Hundreds of people are preparing an Oregon hearing to oppose a bill to end vaccine exemptions



[ad_1]

After three hours of testimony on a bill that would eliminate most of the vaccine exemptions, 180 people were still waiting to express themselves. Almost everyone was there to oppose Bill 3063, which the Oregon legislature has considered amid one of the largest measles outbreaks in the Pacific Northwest.

The Chair of the House Committee on Health Care gave priority to people who had come from inside Oregon to get to the Capitol, and about 75 people were able to speak. Rep. Andrea Salinas, D-Lake Oswego, stated that starting at 3:00 pm At the start of the work, more than 1,000 written documents had been submitted for registration at such a rapid pace that the workers who put online could not follow.

But this uproar is nothing new in the vaccine debate. The Legislative Assembly in Washington attended protests outside the building and also filled courtrooms at the first hearing of a similar bill that would eliminate all non-medical exemptions from the measles vaccine , mumps and rubella.

The Oregon version would remove religious, personal, or philosophical exemptions for all vaccines, a measure designed to increase the state's vaccination rate.

Oregon and Washington are at the heart of a measles outbreak that affected five people in Multnomah County and 65 in Clark County. Georgia and Hawaii both responded to the effects of the epidemic.

But even for people who have not contracted the highly contagious virus, the large number of cases has prompted hundreds of people to vaccinate this year compared to the usual years. And he revived a long debate about whether parents and guardians should be allowed to send their children to school with the risk of exposing other children to measles.

"We can not allow these easily preventable diseases to harm the children of our state when we have the means to stop them," said co-sponsor of the law, Cheri Holt, R-Bend.

Mitch Greenlick, representative of Portland, and republican representative Chuck Thomsen, of Hood River, joined her.

They introduced a bill that never passed the same committee in 2015.

But this time, they hope that the measles epidemic could prompt action.

However, in many states, groups opposed to compulsory vaccination are effectively succeeding in gathering large crowds to thwart these efforts. Oregonians for Medical Freedom, the main group opposing immunizations, was at the hearing on Thursday night, as was Dr. Paul Thomas of Portland, an important voice in the anti-vaccination movement.

He told lawmakers that they would create hundreds of autism cases if they approved the bill. This assertion, which has been echoed by many others at the hearing, is based on dissenting reports of a link between vaccines and autism.

Others have presented their argument in the form of "choice", namely that parents will have to choose between a quality education for their children or a shot that, in their opinion, could harm their child.
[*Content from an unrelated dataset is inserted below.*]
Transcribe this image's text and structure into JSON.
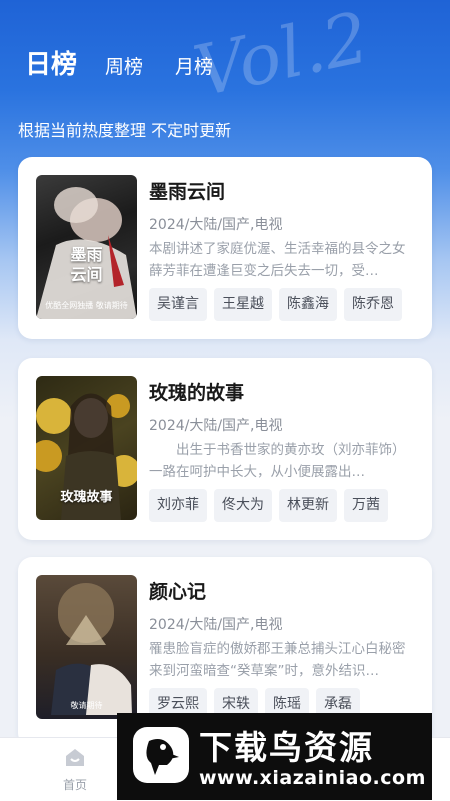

"This is the first time I see a bill that endorses the vaccine instead of education," said Rep. Dennis Linthicum, R-Klamath Falls, in his testimony against the bill.

There is considerable scientific consensus that vaccines are safe and effective in stopping the spread of deadly and contagious diseases.

Legislators supporting the bill say parents can always choose not to vaccinate. However, they will have to go home or find ways for children to go to school online.

Lawyers in several hospital systems, such as Oregon Health & Science University and PeaceHealth, as well as the Oregon Education Association, the Oregon Pediatric Society and the Oregon Nurses Association, have approved the bill.

Parents of children in chemotherapy or who can not be vaccinated also came to support the bill.

However, the most passionate pleas came from those who compared their fate to Brown v. Board of Education and Nazi concentration camps, claiming that those who choose not to vaccinate their children would be separated unfairly.

Some said they left California after passing a similar bill in 2015 and others announced that they would leave Oregon.

Immunity rates in California increased from almost 93% before the law was passed to eliminate 97% exemptions in the 2017-2018 school year.

"It takes a strong public policy to protect everyone's health," said Dr. Dana Hargunani, chief physician of the Oregon Health Authority.

While people around the state have rushed to get vaccinated this year, she warned that momentum is often lost once the epidemic is over.

"We can not count on the ebb and flow of this in decision-making," Hargunani said.